Mr Hinds said police should 'say sorry' when they realise a mistake was made
A youth worker wrongly arrested after he watched a stop and search at a north London station has won a £22,000 payout from British Transport Police (BTP).
Ken Hinds, who chairs a stop and search monitoring group, was accused of threatening police during the incident at Seven Sisters station in May 2004.
The settlement came as the BTP faced a High Court trial in November over false imprisonment and malicious prosecution.
After the apology Mr Hinds told police: "When you do make mistakes, say sorry".
The BTP said it regretted the incident and the officers had since been "appropriately disciplined".
It has also agreed to pay Mr Hinds' legal costs.
Mr Hinds, 50, from Edmonton, north London, who also sits on the Metropolitan Police's Black Independent Advisory Group and is the chairman of the stop and search monitoring group in Haringey, was acquitted following a trial in 2005.

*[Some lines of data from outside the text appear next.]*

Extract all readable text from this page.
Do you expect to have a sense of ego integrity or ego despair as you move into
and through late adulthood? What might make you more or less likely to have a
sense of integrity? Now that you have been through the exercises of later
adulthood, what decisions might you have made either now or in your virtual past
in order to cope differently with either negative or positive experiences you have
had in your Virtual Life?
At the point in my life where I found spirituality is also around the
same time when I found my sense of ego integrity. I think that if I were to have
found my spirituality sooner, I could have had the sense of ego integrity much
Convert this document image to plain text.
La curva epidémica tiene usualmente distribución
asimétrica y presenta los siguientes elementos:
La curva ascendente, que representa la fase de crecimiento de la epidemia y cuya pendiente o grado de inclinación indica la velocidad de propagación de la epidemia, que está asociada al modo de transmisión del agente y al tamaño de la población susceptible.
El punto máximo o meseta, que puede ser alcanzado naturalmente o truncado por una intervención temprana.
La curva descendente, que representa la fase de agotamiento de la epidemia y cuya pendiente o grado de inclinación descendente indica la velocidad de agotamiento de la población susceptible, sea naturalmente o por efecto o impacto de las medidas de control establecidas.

He was arrested on 28 May 2004 as he waited to pick up his 12-year-old son, before being taken to Wood Green police station and charged under the public order act.
The jury at his trial heard the accounts of the two officers involved were suspiciously similar.
Later a police misconduct inquiry found one of the officers had e-mailed his statement to the other.
Following the apology, Mr Hinds said: "My message to them is: we understand you've got a difficult job and you won't get it right 100% of the time.
"When you do make mistakes, say sorry, it's not a big deal. I should not have had to take legal proceedings to force you to do so."
His lawyer, Fiona Murphy of Bhatt Murphy Solicitors, said this was a "shocking" case.
"Mr Hinds is committed and dedicated to assisting the police in encouraging confidence in the black community in how London's policed," she told BBC London.
"It is shocking that when he raised a complaint, they did not apologise promptly and they defended this case for as long as they can."
A BTP spokesman said the action of the officers "were a result of inexperience and not malice".
"Following the investigation the officers were appropriately disciplined including formal written warnings and the identification of training needs.
"BTP regrets the circumstances of the incident and an apology was issued to the man who was subject to their actions. He was also awarded compensation," he said.